Well when it comes to recovery and working the steps, theres not really a finish line. I still have work to do but I am not far from being done with Steps 4/5.
I can see the finish line. I’m doing Step 4 on my Mom. It’s the hardest one of all because she’s my mom and was my best friend. She learned to cope with or avoid coping with life by drinking. I’ve had some really good conversations with my aunt and 2 brothers to help fill in the gaps of information I just didn’t know about her because we didn’t talk about it. She had a hard up bringing. She watched an alcoholic cope with life in an aggressive way. She was not aggreessive. She just in denial and if we didn’t talk about things, there was nothing wrong.
I’m so close to being done, I can see the next step, I know what this step has done for me and my life. But at this stage of the process, I’m tired.
I was thinking tonight about another time in my life when I felt this way and figured God reminded me of this for a reason and I should share it.
I too have had times in my life that if I got so busy with ____, I didn’t have to deal with what was going on. I just never chose alcohol, I chose other things. Work, kids, food, other people’s needs.
So after I separated from my husband in 2009, a coworker was diagnosed with breast cancer. So without much over thinking it, I decided to sign up for the a breast cancer walk. 2 days, 35 miles. Raise some money. Focus on someone else so I didn’t have to focus on me and my marriage falling apart.
I was out of shape and had 6 months to train. I walked everyday at lunch. Lots of 3-5 mile walks. Many evenings and weekends I walked longer distances.
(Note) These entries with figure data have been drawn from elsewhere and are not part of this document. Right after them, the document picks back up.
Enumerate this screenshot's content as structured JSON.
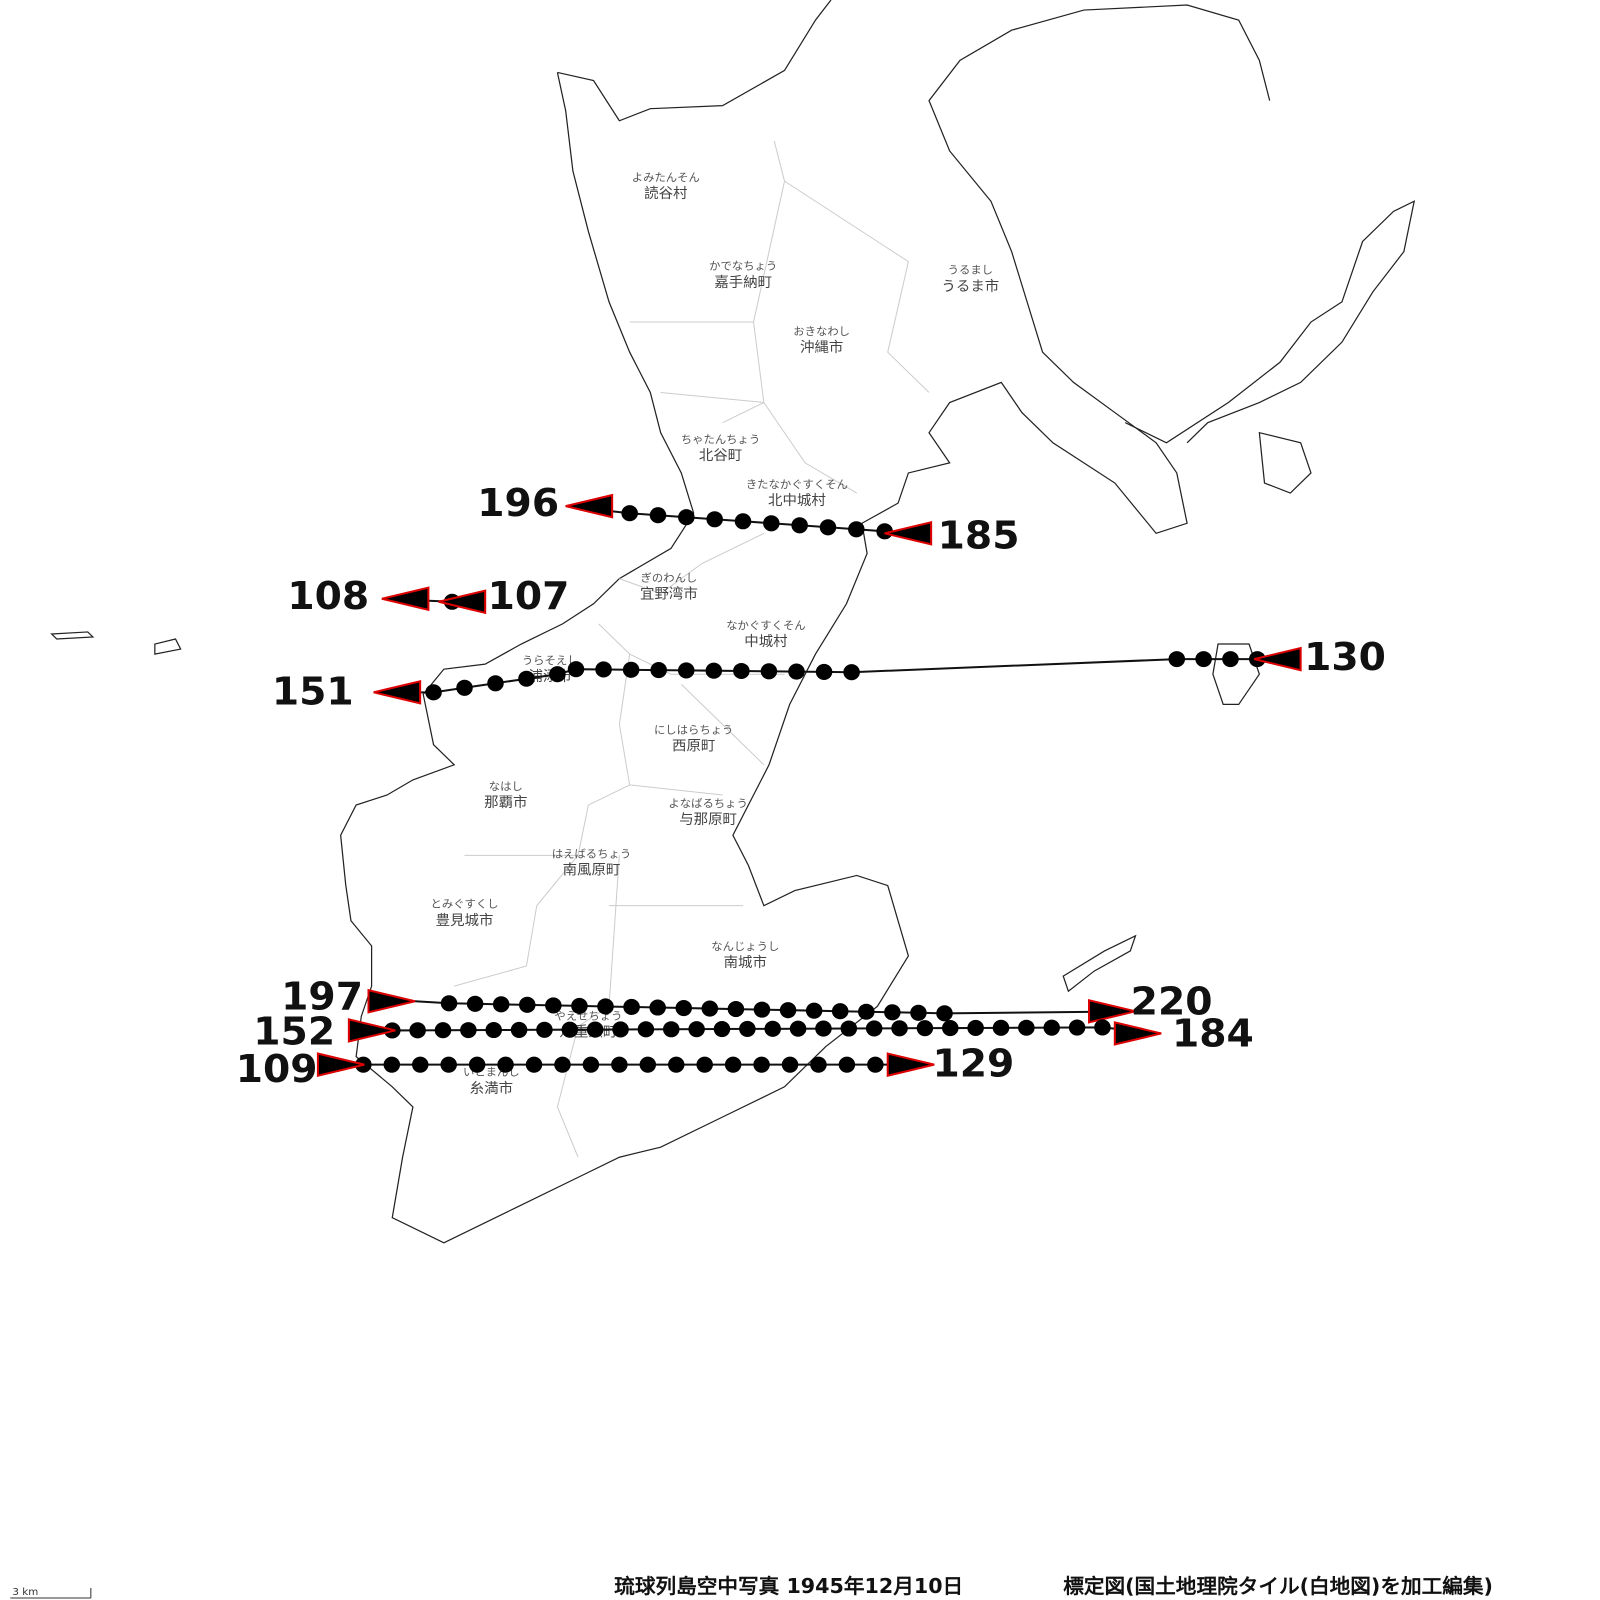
{
  "places": [
    {
      "kana": "よみたんそん",
      "name": "読谷村"
    },
    {
      "kana": "かでなちょう",
      "name": "嘉手納町"
    },
    {
      "kana": "うるまし",
      "name": "うるま市"
    },
    {
      "kana": "おきなわし",
      "name": "沖縄市"
    },
    {
      "kana": "ちゃたんちょう",
      "name": "北谷町"
    },
    {
      "kana": "きたなかぐすくそん",
      "name": "北中城村"
    },
    {
      "kana": "ぎのわんし",
      "name": "宜野湾市"
    },
    {
      "kana": "なかぐすくそん",
      "name": "中城村"
    },
    {
      "kana": "うらそえし",
      "name": "浦添市"
    },
    {
      "kana": "にしはらちょう",
      "name": "西原町"
    },
    {
      "kana": "なはし",
      "name": "那覇市"
    },
    {
      "kana": "よなばるちょう",
      "name": "与那原町"
    },
    {
      "kana": "はえばるちょう",
      "name": "南風原町"
    },
    {
      "kana": "とみぐすくし",
      "name": "豊見城市"
    },
    {
      "kana": "なんじょうし",
      "name": "南城市"
    },
    {
      "kana": "やえせちょう",
      "name": "八重瀬町"
    },
    {
      "kana": "いとまんし",
      "name": "糸満市"
    }
  ],
  "flights": [
    {
      "start": "196",
      "end": "185"
    },
    {
      "start": "108",
      "end": "107"
    },
    {
      "start": "151",
      "end": "130"
    },
    {
      "start": "197",
      "end": "220"
    },
    {
      "start": "152",
      "end": "184"
    },
    {
      "start": "109",
      "end": "129"
    }
  ],
  "footer": {
    "title": "琉球列島空中写真 1945年12月10日",
    "credit": "標定図(国土地理院タイル(白地図)を加工編集)",
    "scale": "3 km"
  }
}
If I remember right, I trained just over 200 miles. On the same pair of shoes. I was a newly single parent, money way tight and one pair of $100 shoes was all I could afford. (All the prep stuff tells you to have 2 pairs and switch them out) 2 weeks before the big weekend, my heals were killing me but I picked up some inserts and I was good to go again.
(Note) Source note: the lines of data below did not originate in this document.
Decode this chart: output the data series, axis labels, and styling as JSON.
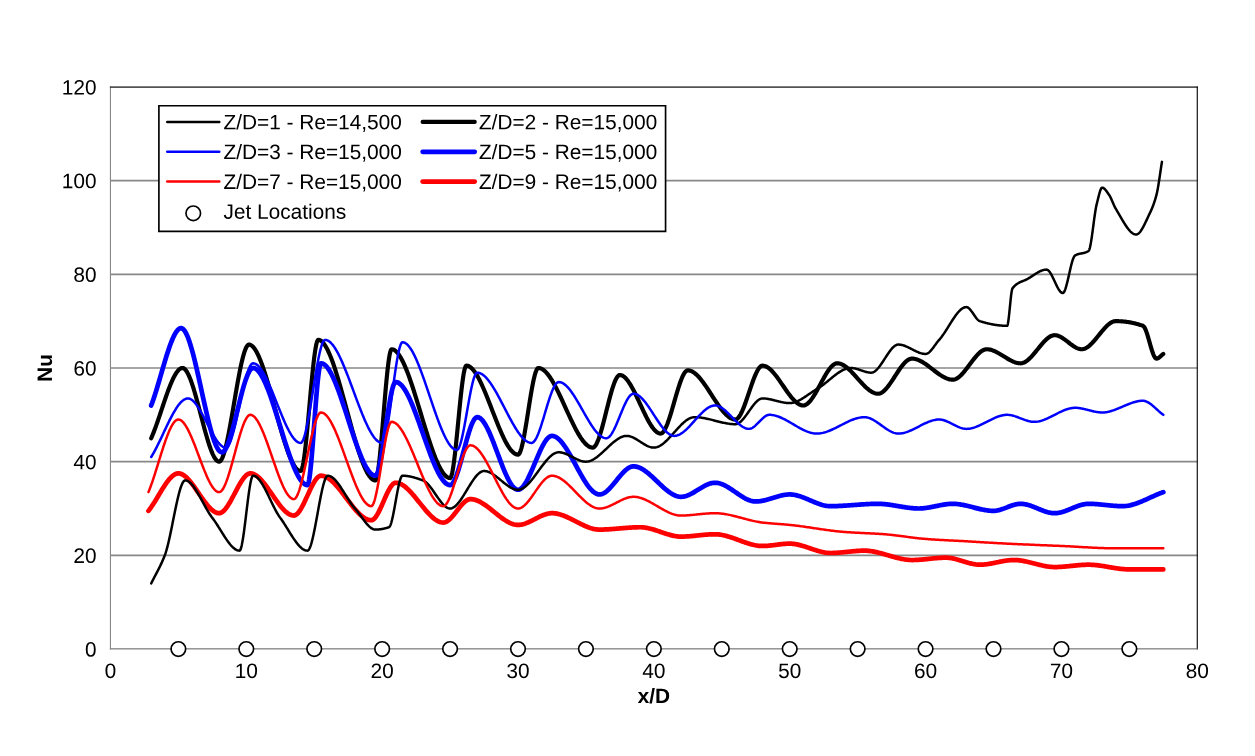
{
  "chart_data": {
    "type": "line",
    "xlabel": "x/D",
    "ylabel": "Nu",
    "xlim": [
      0,
      80
    ],
    "xticks": [
      0,
      10,
      20,
      30,
      40,
      50,
      60,
      70,
      80
    ],
    "ylim": [
      0,
      120
    ],
    "yticks": [
      0,
      20,
      40,
      60,
      80,
      100,
      120
    ],
    "grid": "y",
    "legend": "top left",
    "line_style": "solid",
    "series": [
      {
        "name": "Z/D=1 - Re=14,500",
        "color": "#000000",
        "x": [
          3,
          4,
          5.5,
          7.5,
          9.5,
          10.5,
          12.5,
          14.5,
          16,
          18,
          19.5,
          20.5,
          21.5,
          23,
          25,
          27.5,
          30,
          33,
          35,
          38,
          40,
          43,
          46,
          48,
          50,
          52,
          54.5,
          56,
          58,
          60,
          61,
          63,
          64,
          66,
          66.4,
          67.5,
          68.9,
          70.1,
          71,
          72,
          72.6,
          73,
          73.5,
          74,
          75.5,
          76.5,
          77,
          77.4
        ],
        "values": [
          14,
          20,
          36,
          28,
          21,
          37,
          28,
          21,
          37,
          30,
          25.5,
          26,
          37,
          36,
          30,
          38,
          34,
          42,
          40,
          45.5,
          43,
          49.5,
          48,
          53.5,
          52.5,
          55.5,
          60,
          59,
          65,
          63,
          66,
          73,
          70,
          69,
          77,
          79,
          81,
          76,
          84,
          85,
          95,
          98.5,
          97,
          94,
          88.5,
          93,
          97,
          104
        ]
      },
      {
        "name": "Z/D=2 - Re=15,000",
        "color": "#000000",
        "x": [
          3,
          5.3,
          8,
          10.2,
          14,
          15.3,
          19.5,
          20.7,
          25,
          26.2,
          30,
          31.5,
          35.5,
          37.5,
          40.5,
          42.5,
          46,
          48,
          51,
          53.5,
          56.5,
          59,
          62,
          64.5,
          67,
          69.5,
          71.5,
          74,
          76,
          77,
          77.5
        ],
        "values": [
          45,
          60,
          40,
          65,
          38,
          66,
          36,
          64,
          36.5,
          60.5,
          41.5,
          60,
          43,
          58.5,
          46,
          59.5,
          49,
          60.5,
          52,
          61,
          54.5,
          62,
          57.5,
          64,
          61,
          67,
          64,
          70,
          69,
          62,
          63
        ]
      },
      {
        "name": "Z/D=3 - Re=15,000",
        "color": "#0000ff",
        "x": [
          3,
          5.7,
          8.5,
          10.5,
          14,
          15.8,
          20,
          21.5,
          25.5,
          27,
          31,
          33,
          36.5,
          38.5,
          41.5,
          44.5,
          47,
          48.5,
          52,
          55.5,
          58,
          61,
          63,
          66,
          68,
          71,
          73,
          76,
          77.5
        ],
        "values": [
          41,
          53.5,
          43,
          61,
          44,
          66,
          44,
          65.5,
          42.5,
          59,
          44,
          57,
          45,
          54.5,
          45.5,
          52,
          47,
          50,
          46,
          49.5,
          46,
          49,
          47,
          50,
          48.5,
          51.5,
          50.5,
          53,
          50
        ]
      },
      {
        "name": "Z/D=5 - Re=15,000",
        "color": "#0000ff",
        "x": [
          3,
          5.2,
          8.2,
          10.5,
          14.5,
          15.5,
          19.5,
          21,
          25,
          27,
          30,
          32.5,
          36,
          38.5,
          42,
          44.5,
          47.5,
          50,
          53,
          56.5,
          59.5,
          62,
          65,
          67,
          69.5,
          72,
          74.5,
          77.5
        ],
        "values": [
          52,
          68.5,
          42,
          60,
          35,
          61,
          37,
          57,
          35,
          49.5,
          34,
          45.5,
          33,
          39,
          32.5,
          35.5,
          31.5,
          33,
          30.5,
          31,
          30,
          31,
          29.5,
          31,
          29,
          31,
          30.5,
          33.5
        ]
      },
      {
        "name": "Z/D=7 - Re=15,000",
        "color": "#ff0000",
        "x": [
          2.8,
          5,
          8,
          10.3,
          13.5,
          15.5,
          19.2,
          20.7,
          24.5,
          26.5,
          30,
          32.5,
          36,
          38.5,
          42,
          44.5,
          48,
          50,
          54,
          57,
          60,
          63,
          66,
          70,
          74,
          77.5
        ],
        "values": [
          33.5,
          49,
          33.5,
          50,
          32,
          50.5,
          30.5,
          48.5,
          30.5,
          43.5,
          30,
          37,
          30,
          32.5,
          28.5,
          29,
          27,
          26.5,
          25,
          24.5,
          23.5,
          23,
          22.5,
          22,
          21.5,
          21.5
        ]
      },
      {
        "name": "Z/D=9 - Re=15,000",
        "color": "#ff0000",
        "x": [
          2.8,
          5,
          8,
          10.3,
          13.5,
          15.5,
          19.2,
          21,
          24.5,
          26.5,
          30,
          32.5,
          36,
          39,
          42,
          44.5,
          48,
          50,
          53,
          55.5,
          59,
          61.5,
          64,
          66.5,
          69.5,
          72,
          75,
          77.5
        ],
        "values": [
          29.5,
          37.5,
          29,
          37.5,
          28.5,
          37,
          27.5,
          35.5,
          27,
          32,
          26.5,
          29,
          25.5,
          26,
          24,
          24.5,
          22,
          22.5,
          20.5,
          21,
          19,
          19.5,
          18,
          19,
          17.5,
          18,
          17,
          17
        ]
      },
      {
        "name": "Jet Locations",
        "type": "scatter",
        "marker": "circle",
        "color": "#000000",
        "x": [
          5,
          10,
          15,
          20,
          25,
          30,
          35,
          40,
          45,
          50,
          55,
          60,
          65,
          70,
          75
        ],
        "values": [
          0,
          0,
          0,
          0,
          0,
          0,
          0,
          0,
          0,
          0,
          0,
          0,
          0,
          0,
          0
        ]
      }
    ]
  }
}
I had also taken a personal development class around the same time and the speaker did a 5k or 10k I can’t remember now but shared about how her goal was not to get in the bus of shame and be driven to the end of the route.
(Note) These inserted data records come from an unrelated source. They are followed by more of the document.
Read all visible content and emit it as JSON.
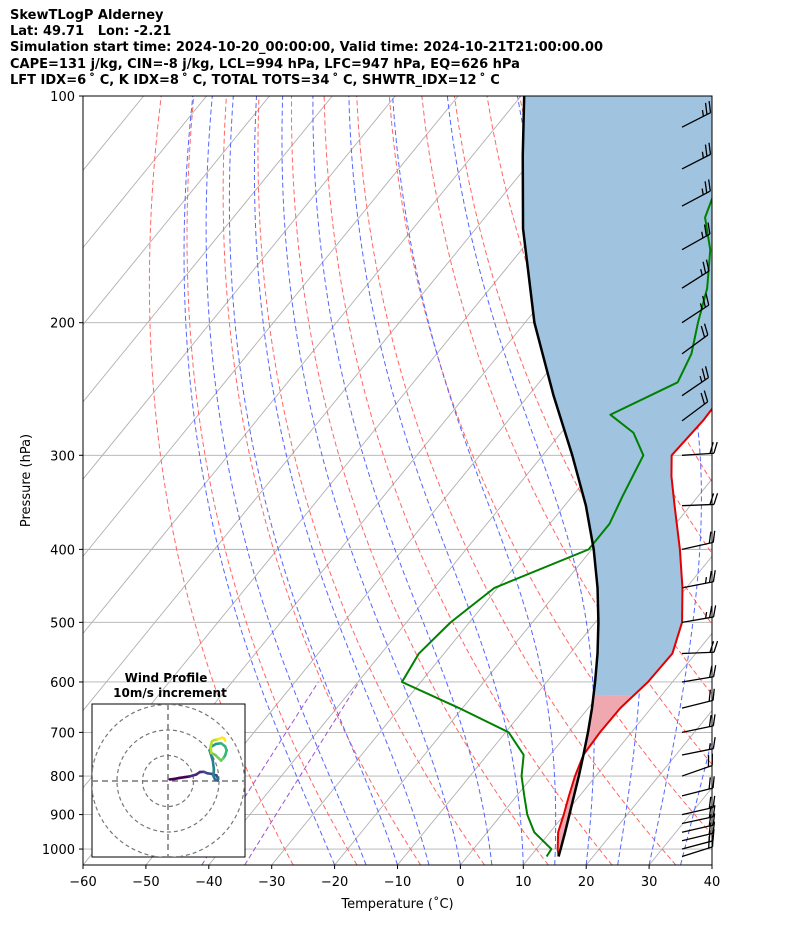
{
  "header": {
    "line1": "SkewTLogP Alderney",
    "line2": "Lat: 49.71   Lon: -2.21",
    "line3": "Simulation start time: 2024-10-20_00:00:00, Valid time: 2024-10-21T21:00:00.00",
    "line4": "CAPE=131 j/kg, CIN=-8 j/kg, LCL=994 hPa, LFC=947 hPa, EQ=626 hPa",
    "line5": "LFT IDX=6 ˚ C, K IDX=8 ˚ C, TOTAL TOTS=34 ˚ C, SHWTR_IDX=12 ˚ C"
  },
  "chart_data": [
    {
      "type": "line",
      "subtype": "skew-T log-P diagram",
      "xlabel": "Temperature (˚C)",
      "ylabel": "Pressure (hPa)",
      "xlim": [
        -60,
        40
      ],
      "ylim": [
        1050,
        100
      ],
      "y_scale": "log",
      "grid": true,
      "x_ticks": [
        "−60",
        "−50",
        "−40",
        "−30",
        "−20",
        "−10",
        "0",
        "10",
        "20",
        "30",
        "40"
      ],
      "y_ticks": [
        "100",
        "200",
        "300",
        "400",
        "500",
        "600",
        "700",
        "800",
        "900",
        "1000"
      ],
      "colors": {
        "temperature": "#e00000",
        "dewpoint": "#008000",
        "parcel": "#000000",
        "cape_fill": "#a0c4e0",
        "cin_fill": "#f0a8b0",
        "dry_adiabats": "#ff6666",
        "moist_adiabats": "#5566ff",
        "mixing_ratio": "#a050d0",
        "isotherms": "#b0b0b0"
      },
      "series": [
        {
          "key": "temperature",
          "points": [
            [
              1023,
              14.5
            ],
            [
              1000,
              13.4
            ],
            [
              950,
              11.3
            ],
            [
              900,
              9.9
            ],
            [
              850,
              8.3
            ],
            [
              800,
              6.7
            ],
            [
              750,
              5.3
            ],
            [
              700,
              5.0
            ],
            [
              650,
              5.1
            ],
            [
              600,
              6.1
            ],
            [
              550,
              6.3
            ],
            [
              500,
              3.8
            ],
            [
              450,
              -0.6
            ],
            [
              400,
              -6.0
            ],
            [
              350,
              -12.5
            ],
            [
              320,
              -16.8
            ],
            [
              300,
              -19.5
            ],
            [
              270,
              -19.0
            ],
            [
              250,
              -19.2
            ],
            [
              220,
              -21.5
            ],
            [
              200,
              -24.5
            ],
            [
              180,
              -26.5
            ],
            [
              160,
              -28.5
            ],
            [
              140,
              -33.5
            ],
            [
              125,
              -38.0
            ],
            [
              110,
              -42.0
            ],
            [
              100,
              -45.5
            ]
          ]
        },
        {
          "key": "dewpoint",
          "points": [
            [
              1023,
              12.6
            ],
            [
              1000,
              12.4
            ],
            [
              950,
              7.5
            ],
            [
              900,
              4.1
            ],
            [
              850,
              1.2
            ],
            [
              800,
              -1.8
            ],
            [
              750,
              -4.2
            ],
            [
              700,
              -9.5
            ],
            [
              650,
              -20.5
            ],
            [
              600,
              -33.0
            ],
            [
              550,
              -34.0
            ],
            [
              500,
              -33.0
            ],
            [
              450,
              -30.5
            ],
            [
              400,
              -20.5
            ],
            [
              370,
              -20.5
            ],
            [
              340,
              -22.0
            ],
            [
              300,
              -24.0
            ],
            [
              280,
              -28.5
            ],
            [
              265,
              -34.5
            ],
            [
              240,
              -28.0
            ],
            [
              220,
              -29.5
            ],
            [
              200,
              -32.5
            ],
            [
              180,
              -35.5
            ],
            [
              160,
              -40.0
            ],
            [
              145,
              -45.0
            ],
            [
              130,
              -47.5
            ],
            [
              115,
              -50.5
            ],
            [
              100,
              -53.0
            ]
          ]
        },
        {
          "key": "parcel",
          "points": [
            [
              1023,
              14.5
            ],
            [
              994,
              13.7
            ],
            [
              950,
              12.4
            ],
            [
              900,
              10.8
            ],
            [
              850,
              9.1
            ],
            [
              800,
              7.3
            ],
            [
              750,
              5.3
            ],
            [
              700,
              3.1
            ],
            [
              650,
              0.6
            ],
            [
              600,
              -2.3
            ],
            [
              550,
              -5.6
            ],
            [
              500,
              -9.5
            ],
            [
              450,
              -14.1
            ],
            [
              400,
              -19.7
            ],
            [
              350,
              -26.6
            ],
            [
              300,
              -35.3
            ],
            [
              250,
              -46.0
            ],
            [
              200,
              -58.5
            ],
            [
              150,
              -72.5
            ],
            [
              120,
              -82.0
            ],
            [
              100,
              -89.5
            ]
          ]
        }
      ],
      "wind_barbs": [
        {
          "p": 1023,
          "u": -11.8,
          "v": -3.7
        },
        {
          "p": 1000,
          "u": -12.4,
          "v": -3.3
        },
        {
          "p": 975,
          "u": -12.5,
          "v": -3.0
        },
        {
          "p": 950,
          "u": -12.2,
          "v": -2.8
        },
        {
          "p": 925,
          "u": -11.5,
          "v": -2.5
        },
        {
          "p": 900,
          "u": -11.0,
          "v": -2.5
        },
        {
          "p": 850,
          "u": -11.0,
          "v": -2.8
        },
        {
          "p": 800,
          "u": -10.0,
          "v": -3.5
        },
        {
          "p": 750,
          "u": -10.0,
          "v": -2.0
        },
        {
          "p": 700,
          "u": -12.0,
          "v": -2.5
        },
        {
          "p": 650,
          "u": -12.0,
          "v": -3.0
        },
        {
          "p": 600,
          "u": -12.0,
          "v": -2.0
        },
        {
          "p": 550,
          "u": -12.5,
          "v": -0.5
        },
        {
          "p": 500,
          "u": -12.8,
          "v": -2.2
        },
        {
          "p": 450,
          "u": -12.8,
          "v": -2.5
        },
        {
          "p": 400,
          "u": -12.5,
          "v": -2.8
        },
        {
          "p": 350,
          "u": -12.5,
          "v": -0.5
        },
        {
          "p": 300,
          "u": -12.5,
          "v": -0.8
        },
        {
          "p": 270,
          "u": -10.2,
          "v": -7.6
        },
        {
          "p": 250,
          "u": -10.7,
          "v": -7.3
        },
        {
          "p": 220,
          "u": -10.1,
          "v": -7.4
        },
        {
          "p": 200,
          "u": -10.8,
          "v": -7.1
        },
        {
          "p": 180,
          "u": -11.0,
          "v": -7.0
        },
        {
          "p": 160,
          "u": -11.6,
          "v": -6.5
        },
        {
          "p": 140,
          "u": -11.7,
          "v": -6.2
        },
        {
          "p": 125,
          "u": -11.7,
          "v": -6.0
        },
        {
          "p": 110,
          "u": -11.8,
          "v": -6.0
        }
      ]
    },
    {
      "type": "line",
      "subtype": "hodograph",
      "title": "Wind Profile",
      "subtitle": "10m/s increment",
      "ring_increment": 10,
      "rings": 3,
      "points": [
        [
          0.7,
          0.6
        ],
        [
          2.5,
          0.8
        ],
        [
          4.5,
          1.2
        ],
        [
          6.5,
          1.5
        ],
        [
          8.5,
          1.8
        ],
        [
          11.0,
          2.5
        ],
        [
          12.5,
          3.5
        ],
        [
          14.0,
          3.6
        ],
        [
          15.5,
          3.0
        ],
        [
          17.0,
          2.8
        ],
        [
          19.0,
          2.2
        ],
        [
          19.5,
          1.2
        ],
        [
          19.5,
          0.2
        ],
        [
          18.5,
          0.4
        ],
        [
          17.8,
          2.0
        ],
        [
          18.0,
          4.5
        ],
        [
          17.6,
          7.8
        ],
        [
          16.8,
          10.5
        ],
        [
          16.3,
          12.0
        ],
        [
          17.0,
          13.5
        ],
        [
          18.8,
          14.5
        ],
        [
          20.8,
          14.8
        ],
        [
          22.4,
          13.6
        ],
        [
          23.0,
          12.0
        ],
        [
          22.4,
          10.0
        ],
        [
          21.6,
          8.8
        ],
        [
          20.8,
          8.0
        ],
        [
          18.5,
          10.2
        ],
        [
          17.0,
          11.0
        ],
        [
          16.7,
          13.5
        ],
        [
          17.2,
          15.5
        ],
        [
          18.0,
          16.0
        ],
        [
          19.5,
          16.3
        ],
        [
          21.2,
          17.0
        ],
        [
          22.1,
          16.6
        ],
        [
          22.4,
          15.8
        ]
      ]
    }
  ]
}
Bus of shame, that’s a really bad thing. I don’t want to do that either. No bus of shame.
So it’s now walking weekend. Feeling pretty good about my training. I hadn’t yet walked more than 18 miles or so but I got this.
The first 8 miles were easy. Feeling good. Has lunch. Decent pace. The inserts in my shoes had slipped and they started rubbing my feet raw. By mile 13 I took the inserts out and threw them away.
At mile 17, with tears in my eyes I told my friends I had to go get on the bus. The bus of shame of all things. I was feeling pretty awful that I had failed. I met a couple of pretty awesome ladies on the bus and we are still Facebook friends today.
The bus was not shameful. I have no idea how many people were on it, but tons of conversations about why or who we were walking for. So much love and support on the bus. Songs and laughter. No shame.
I was feeling better, stronger, rested when we got to mile 23. I got off the bus. And walked the remaining 3 1/2 miles to the day 1 finish line.
It’s even in the Bible. And it’s become one of my favorite passages.
“Come to me, all you who are weary and burdened, and I will give you rest. Take my yoke upon you and learn from me, for I am gentle and humble in heart, and you will find rest for your souls. For my yoke is easy and my burden is light.”
I have just worked for months on a life time of feelings and situations. Making connections that I had never made before. Listening to my heart, letting that little girl inside me be heard for the 1st time. Forgiving myself and others. Understanding God was always there even when my faith was quiet and I was shameful for decisions I had made. He was waiting for me. Letting go of what I can’t control.
I needed time to process all that has happened in the past 7 months. All the progress I’ve made in be past 4 months.
I’m not stalled out, I just need to rest for a little bit. But then, I will finish what I started.
I love when God puts things on my heart and I listen.